This book bridges some of the gaps that exist between deep learning/AI research and practical problems in cybersecurity. The proposed topics cover a wide range of deep learning and AI techniques, including novel frameworks and development tools enabling the audience to innovate with these cutting-edge research advancements in various security-related use cases.
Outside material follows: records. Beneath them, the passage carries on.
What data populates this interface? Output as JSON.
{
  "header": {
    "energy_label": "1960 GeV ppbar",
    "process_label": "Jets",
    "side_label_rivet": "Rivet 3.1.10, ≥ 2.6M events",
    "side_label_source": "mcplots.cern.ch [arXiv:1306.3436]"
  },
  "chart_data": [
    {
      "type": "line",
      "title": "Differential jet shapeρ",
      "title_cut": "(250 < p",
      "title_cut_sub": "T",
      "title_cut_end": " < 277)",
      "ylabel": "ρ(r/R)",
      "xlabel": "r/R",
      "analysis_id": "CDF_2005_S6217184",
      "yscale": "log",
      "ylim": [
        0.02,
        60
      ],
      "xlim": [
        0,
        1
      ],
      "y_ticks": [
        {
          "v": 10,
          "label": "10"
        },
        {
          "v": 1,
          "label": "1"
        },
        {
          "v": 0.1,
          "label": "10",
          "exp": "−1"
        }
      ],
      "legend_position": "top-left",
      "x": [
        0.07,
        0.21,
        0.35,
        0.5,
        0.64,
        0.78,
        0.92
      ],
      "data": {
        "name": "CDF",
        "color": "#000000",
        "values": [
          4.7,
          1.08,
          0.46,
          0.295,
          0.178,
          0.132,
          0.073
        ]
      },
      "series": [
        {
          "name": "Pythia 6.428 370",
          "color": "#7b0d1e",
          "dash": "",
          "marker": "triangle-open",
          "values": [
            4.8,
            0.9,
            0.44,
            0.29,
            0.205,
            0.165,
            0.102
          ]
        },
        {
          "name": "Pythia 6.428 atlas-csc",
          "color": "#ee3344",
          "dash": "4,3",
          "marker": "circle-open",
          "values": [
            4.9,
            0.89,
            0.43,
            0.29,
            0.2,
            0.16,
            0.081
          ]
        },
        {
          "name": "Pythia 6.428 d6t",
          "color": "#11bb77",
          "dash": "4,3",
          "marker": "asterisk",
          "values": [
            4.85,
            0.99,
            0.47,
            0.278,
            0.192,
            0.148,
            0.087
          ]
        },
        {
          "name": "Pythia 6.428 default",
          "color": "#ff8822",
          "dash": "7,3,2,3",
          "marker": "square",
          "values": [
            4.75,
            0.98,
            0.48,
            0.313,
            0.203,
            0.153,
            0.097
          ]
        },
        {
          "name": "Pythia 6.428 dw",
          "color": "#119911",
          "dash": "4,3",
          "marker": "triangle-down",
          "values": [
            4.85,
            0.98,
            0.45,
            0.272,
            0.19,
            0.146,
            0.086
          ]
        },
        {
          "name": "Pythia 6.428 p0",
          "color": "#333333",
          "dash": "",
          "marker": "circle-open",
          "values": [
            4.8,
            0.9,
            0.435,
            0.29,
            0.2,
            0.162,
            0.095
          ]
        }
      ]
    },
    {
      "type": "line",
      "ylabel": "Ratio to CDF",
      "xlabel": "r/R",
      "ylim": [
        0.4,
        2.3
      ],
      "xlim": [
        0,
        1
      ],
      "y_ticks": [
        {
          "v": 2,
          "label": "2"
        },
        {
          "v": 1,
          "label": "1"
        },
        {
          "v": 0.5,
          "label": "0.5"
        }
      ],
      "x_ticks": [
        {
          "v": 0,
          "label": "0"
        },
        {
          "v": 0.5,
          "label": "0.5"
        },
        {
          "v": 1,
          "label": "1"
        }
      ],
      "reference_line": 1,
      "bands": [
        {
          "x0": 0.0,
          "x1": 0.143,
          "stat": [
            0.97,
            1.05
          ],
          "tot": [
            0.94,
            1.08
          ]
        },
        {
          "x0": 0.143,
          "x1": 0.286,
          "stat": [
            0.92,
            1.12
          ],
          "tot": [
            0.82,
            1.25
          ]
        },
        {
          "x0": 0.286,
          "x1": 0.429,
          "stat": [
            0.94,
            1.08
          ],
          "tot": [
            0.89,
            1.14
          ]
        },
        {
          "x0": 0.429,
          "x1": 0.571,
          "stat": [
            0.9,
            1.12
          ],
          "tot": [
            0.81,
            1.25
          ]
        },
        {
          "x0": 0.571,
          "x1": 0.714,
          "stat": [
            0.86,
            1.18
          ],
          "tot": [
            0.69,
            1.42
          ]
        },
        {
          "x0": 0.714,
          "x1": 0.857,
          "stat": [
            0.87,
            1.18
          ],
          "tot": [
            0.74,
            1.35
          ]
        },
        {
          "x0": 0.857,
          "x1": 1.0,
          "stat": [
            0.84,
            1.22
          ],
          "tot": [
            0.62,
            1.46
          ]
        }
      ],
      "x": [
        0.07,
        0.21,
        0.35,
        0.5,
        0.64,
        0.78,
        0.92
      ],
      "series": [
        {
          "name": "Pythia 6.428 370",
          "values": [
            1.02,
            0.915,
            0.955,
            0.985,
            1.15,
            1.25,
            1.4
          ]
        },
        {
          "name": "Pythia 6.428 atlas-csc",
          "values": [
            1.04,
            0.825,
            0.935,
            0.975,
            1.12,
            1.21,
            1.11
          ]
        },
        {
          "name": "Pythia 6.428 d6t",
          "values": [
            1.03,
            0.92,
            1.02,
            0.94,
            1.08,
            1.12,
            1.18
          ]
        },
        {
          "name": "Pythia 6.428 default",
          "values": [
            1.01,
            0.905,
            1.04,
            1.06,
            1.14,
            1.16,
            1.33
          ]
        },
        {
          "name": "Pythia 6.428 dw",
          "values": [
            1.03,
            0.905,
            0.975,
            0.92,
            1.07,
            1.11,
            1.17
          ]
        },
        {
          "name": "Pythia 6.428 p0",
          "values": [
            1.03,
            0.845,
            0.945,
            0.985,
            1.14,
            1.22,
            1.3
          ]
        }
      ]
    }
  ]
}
The book is timely since it is not common to find clearly elucidated research that applies the latest developments in AI to problems in cybersecurity.
List of contents
Online Clustering of Known and Emerging Malware Families.- Applying Word Embeddings and Graph Neural Networks for Effective Malware Classification.- A Comparative Analysis of SHAP and LIME in Detecting Malicious URLs.- Comparing Balancing Techniques for Malware Classification.- Multimodal Deception and Lie Detection Using Linguistic and Acoustic Features, Deep Models, and Large Language Models.- Enhancing Dynamic Keystroke Authentication with GAN-Optimized Deep Learning Classifiers.- Selecting Representative Samples from Malware Datasets.- FLChain: Integration of Federated Learning and Blockchain for Building Unified Models for Privacy Preservation.- On the Steganographic Capacity of Selected Learning Models.- An Empirical Analysis of Federated Learning Models Subject to Label-Flipping Adversarial Attack.- An Empirical Analysis of Hidden Markov Models with Momentum.- Image-Based Malware Classification Using QR and Aztec Codes.- Keystroke Dynamics for User Identification.- Distinguishing Chatbot from Human.- Malware Classification using a Hybrid Hidden Markov Model-Convolutional Neural Network.- Temporal Analysis of Adversarial Attacks in Federated Learning.- Steganographic Capacity of Transformer Models.- Robustness of Selected Learning Models under Label Flipping Attacks.- Effectiveness of Adversarial Benign and Malware Examples in Evasion and Poisoning Attacks.- Quantum Computing Methods for Malware Detection.- Reducing the Surface for Adversarial Attacks in Malware Detectors.- XAI and Android Malware Models.
About the author
Mark Stamp has been active in the field of information security for more than three decades. Following his Ph.D. research in cryptography, he spent the better part of a decade as a cryptanalyst with the US National Security Agency (NSA), followed by two years developing a cybersecurity product for a Silicon Valley startup company. For the past 20 years, Dr. Stamp has been a faculty member in the Department of Computer Science at San Jose State University, where he has developed and regularly teaches courses in information security and machine learning. He has published more than 175 research articles, most of which are at the interface between information security and machine learning. Dr. Stamp has served as a co-editor for several books, including the Handbook of Information and Communication Security (Springer, 2010) and Malware Analysis Using Artificial Intelligence and Deep Learning (Springer, 2021).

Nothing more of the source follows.